The Department of Statistics Proudly Presents an Honorary Faculty Award to
Universal Furniture Professor
Professor of Statistics
Wharton University of Pennsylvania
“Mortality Rate Estimation and Standardization for Public Reporting: Medicare’s Hospital Compare”
Bayesian models are increasingly fit to large administrative data sets and then used to make individualized recommendations. In particular, Medicare’s Hospital Compare webpage provides information to patients about specific hospital mortality rates for a heart attack or Acute Myocardial Infarction (AMI). Hospital Compare’s current recommendations are based on a random-effects logit model with a random hospital indicator and patient risk factors. Except for the largest hospitals, these individual recommendations or predictions are not checkable against data, because data from smaller hospitals are too limited to provide a meaningful check.

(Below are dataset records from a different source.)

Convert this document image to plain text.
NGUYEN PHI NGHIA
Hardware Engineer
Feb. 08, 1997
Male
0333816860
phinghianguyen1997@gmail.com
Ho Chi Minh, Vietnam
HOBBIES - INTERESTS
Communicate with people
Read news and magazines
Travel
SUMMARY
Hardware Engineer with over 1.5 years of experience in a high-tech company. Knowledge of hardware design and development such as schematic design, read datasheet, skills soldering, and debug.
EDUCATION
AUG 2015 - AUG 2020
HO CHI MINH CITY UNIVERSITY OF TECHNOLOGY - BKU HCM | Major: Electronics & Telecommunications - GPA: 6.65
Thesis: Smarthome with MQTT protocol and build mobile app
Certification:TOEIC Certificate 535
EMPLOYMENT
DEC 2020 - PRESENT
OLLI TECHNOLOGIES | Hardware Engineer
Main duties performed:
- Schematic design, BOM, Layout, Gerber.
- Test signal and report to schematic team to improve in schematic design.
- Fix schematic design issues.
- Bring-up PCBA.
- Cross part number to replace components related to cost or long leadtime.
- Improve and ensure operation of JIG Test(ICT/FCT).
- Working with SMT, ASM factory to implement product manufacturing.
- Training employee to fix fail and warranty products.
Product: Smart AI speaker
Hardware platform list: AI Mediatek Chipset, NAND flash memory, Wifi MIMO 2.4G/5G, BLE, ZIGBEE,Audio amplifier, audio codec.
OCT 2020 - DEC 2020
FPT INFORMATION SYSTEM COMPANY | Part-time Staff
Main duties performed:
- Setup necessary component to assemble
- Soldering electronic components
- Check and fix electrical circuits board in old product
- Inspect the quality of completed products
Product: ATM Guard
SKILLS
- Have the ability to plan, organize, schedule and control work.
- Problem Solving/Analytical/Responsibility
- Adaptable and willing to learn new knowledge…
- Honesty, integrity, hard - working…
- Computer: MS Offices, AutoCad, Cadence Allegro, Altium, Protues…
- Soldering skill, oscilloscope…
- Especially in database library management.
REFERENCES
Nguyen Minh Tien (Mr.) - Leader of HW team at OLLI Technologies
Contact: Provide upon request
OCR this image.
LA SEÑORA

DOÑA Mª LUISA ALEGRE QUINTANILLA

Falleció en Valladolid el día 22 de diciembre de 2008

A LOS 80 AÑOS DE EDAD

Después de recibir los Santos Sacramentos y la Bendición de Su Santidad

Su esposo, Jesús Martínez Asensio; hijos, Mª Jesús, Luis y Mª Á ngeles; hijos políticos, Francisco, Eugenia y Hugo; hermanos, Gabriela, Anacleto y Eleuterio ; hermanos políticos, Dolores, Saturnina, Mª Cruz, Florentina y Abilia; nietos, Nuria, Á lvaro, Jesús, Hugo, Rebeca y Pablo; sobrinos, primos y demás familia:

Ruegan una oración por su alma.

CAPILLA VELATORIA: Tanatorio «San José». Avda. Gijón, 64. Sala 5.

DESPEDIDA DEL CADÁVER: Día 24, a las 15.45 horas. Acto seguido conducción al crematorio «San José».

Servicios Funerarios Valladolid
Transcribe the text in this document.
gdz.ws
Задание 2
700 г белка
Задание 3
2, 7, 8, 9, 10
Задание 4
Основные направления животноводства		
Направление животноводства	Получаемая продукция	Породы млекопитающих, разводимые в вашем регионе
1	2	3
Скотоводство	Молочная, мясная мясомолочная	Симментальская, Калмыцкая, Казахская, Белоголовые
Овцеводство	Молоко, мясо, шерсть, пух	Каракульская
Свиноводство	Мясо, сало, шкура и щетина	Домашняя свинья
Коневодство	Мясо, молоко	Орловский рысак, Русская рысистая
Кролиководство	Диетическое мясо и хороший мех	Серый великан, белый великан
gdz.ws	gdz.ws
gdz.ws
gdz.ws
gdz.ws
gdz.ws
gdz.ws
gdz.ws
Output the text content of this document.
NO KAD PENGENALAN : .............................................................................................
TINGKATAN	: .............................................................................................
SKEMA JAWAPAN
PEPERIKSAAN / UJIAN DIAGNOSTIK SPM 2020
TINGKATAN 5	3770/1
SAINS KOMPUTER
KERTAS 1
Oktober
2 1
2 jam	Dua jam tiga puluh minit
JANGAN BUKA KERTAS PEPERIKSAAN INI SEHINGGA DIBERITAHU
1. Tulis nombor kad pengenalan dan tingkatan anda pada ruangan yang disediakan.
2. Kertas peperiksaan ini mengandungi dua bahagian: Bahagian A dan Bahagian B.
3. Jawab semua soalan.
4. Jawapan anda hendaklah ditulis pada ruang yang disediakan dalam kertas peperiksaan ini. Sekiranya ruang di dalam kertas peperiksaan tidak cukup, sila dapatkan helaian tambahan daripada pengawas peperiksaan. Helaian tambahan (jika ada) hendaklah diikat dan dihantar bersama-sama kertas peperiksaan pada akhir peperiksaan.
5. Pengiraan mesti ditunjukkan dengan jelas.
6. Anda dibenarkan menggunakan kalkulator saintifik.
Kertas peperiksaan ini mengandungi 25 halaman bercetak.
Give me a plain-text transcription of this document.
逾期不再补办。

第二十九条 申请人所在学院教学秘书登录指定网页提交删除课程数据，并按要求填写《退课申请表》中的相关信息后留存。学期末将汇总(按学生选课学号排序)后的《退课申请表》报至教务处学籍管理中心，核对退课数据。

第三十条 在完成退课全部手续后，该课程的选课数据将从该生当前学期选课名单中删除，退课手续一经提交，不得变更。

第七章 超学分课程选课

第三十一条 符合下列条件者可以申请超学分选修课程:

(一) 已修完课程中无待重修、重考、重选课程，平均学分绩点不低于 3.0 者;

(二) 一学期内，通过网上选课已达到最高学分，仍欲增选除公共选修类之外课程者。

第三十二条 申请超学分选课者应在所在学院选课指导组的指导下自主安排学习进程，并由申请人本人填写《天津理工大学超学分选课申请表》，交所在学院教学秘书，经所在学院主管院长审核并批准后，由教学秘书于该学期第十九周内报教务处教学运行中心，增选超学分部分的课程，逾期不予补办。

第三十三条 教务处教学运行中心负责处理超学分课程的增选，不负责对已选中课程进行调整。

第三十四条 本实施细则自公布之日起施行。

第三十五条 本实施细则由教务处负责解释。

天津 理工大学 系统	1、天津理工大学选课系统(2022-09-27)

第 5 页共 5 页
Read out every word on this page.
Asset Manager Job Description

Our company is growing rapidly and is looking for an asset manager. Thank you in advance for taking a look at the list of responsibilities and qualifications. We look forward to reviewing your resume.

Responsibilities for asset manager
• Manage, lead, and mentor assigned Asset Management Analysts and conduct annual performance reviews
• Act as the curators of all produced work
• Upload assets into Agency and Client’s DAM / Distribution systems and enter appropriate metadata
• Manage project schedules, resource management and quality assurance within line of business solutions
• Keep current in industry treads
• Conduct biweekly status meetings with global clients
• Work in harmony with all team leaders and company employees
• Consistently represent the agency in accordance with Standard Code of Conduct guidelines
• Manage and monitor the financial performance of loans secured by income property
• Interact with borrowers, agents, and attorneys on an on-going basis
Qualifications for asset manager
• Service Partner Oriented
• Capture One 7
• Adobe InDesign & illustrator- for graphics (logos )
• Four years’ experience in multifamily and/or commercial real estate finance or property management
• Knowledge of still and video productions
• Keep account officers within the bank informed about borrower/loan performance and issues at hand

Before individualized Bayesian recommendations, people derived general advice from empirical studies of many hospitals; e.g., prefer hospitals of type 1 to type 2 because the risk is lower at type 1 hospitals. Here we calibrate these Bayesian recommendation systems by checking, out of sample, whether their predictions aggregate to give correct general advice derived from another sample. This process of calibrating individualized predictions against general empirical advice leads to substantial revisions in the Hospital Compare model for AMI mortality. In order to make appropriately calibrated predictions, our revised models incorporate information about hospital volume, nursing staff, medical residents, and the hospital’s ability to perform cardiovascular procedures. For the ultimate purpose of comparisons, hospital mortality rates must be standardized to adjust for patient mix variation across hospitals. We find that indirect standardization, as currently used by Hospital Compare, fails to adequately control for differences in patient risk factors and systematically underestimates mortality rates at the low volume hospitals. To provide good control and correctly calibrated rates, we propose direct standardization instead.
This is joint research with Veronika Rockova, Paul Rosenbaum, Ville Satopaa and Jeffrey Silber.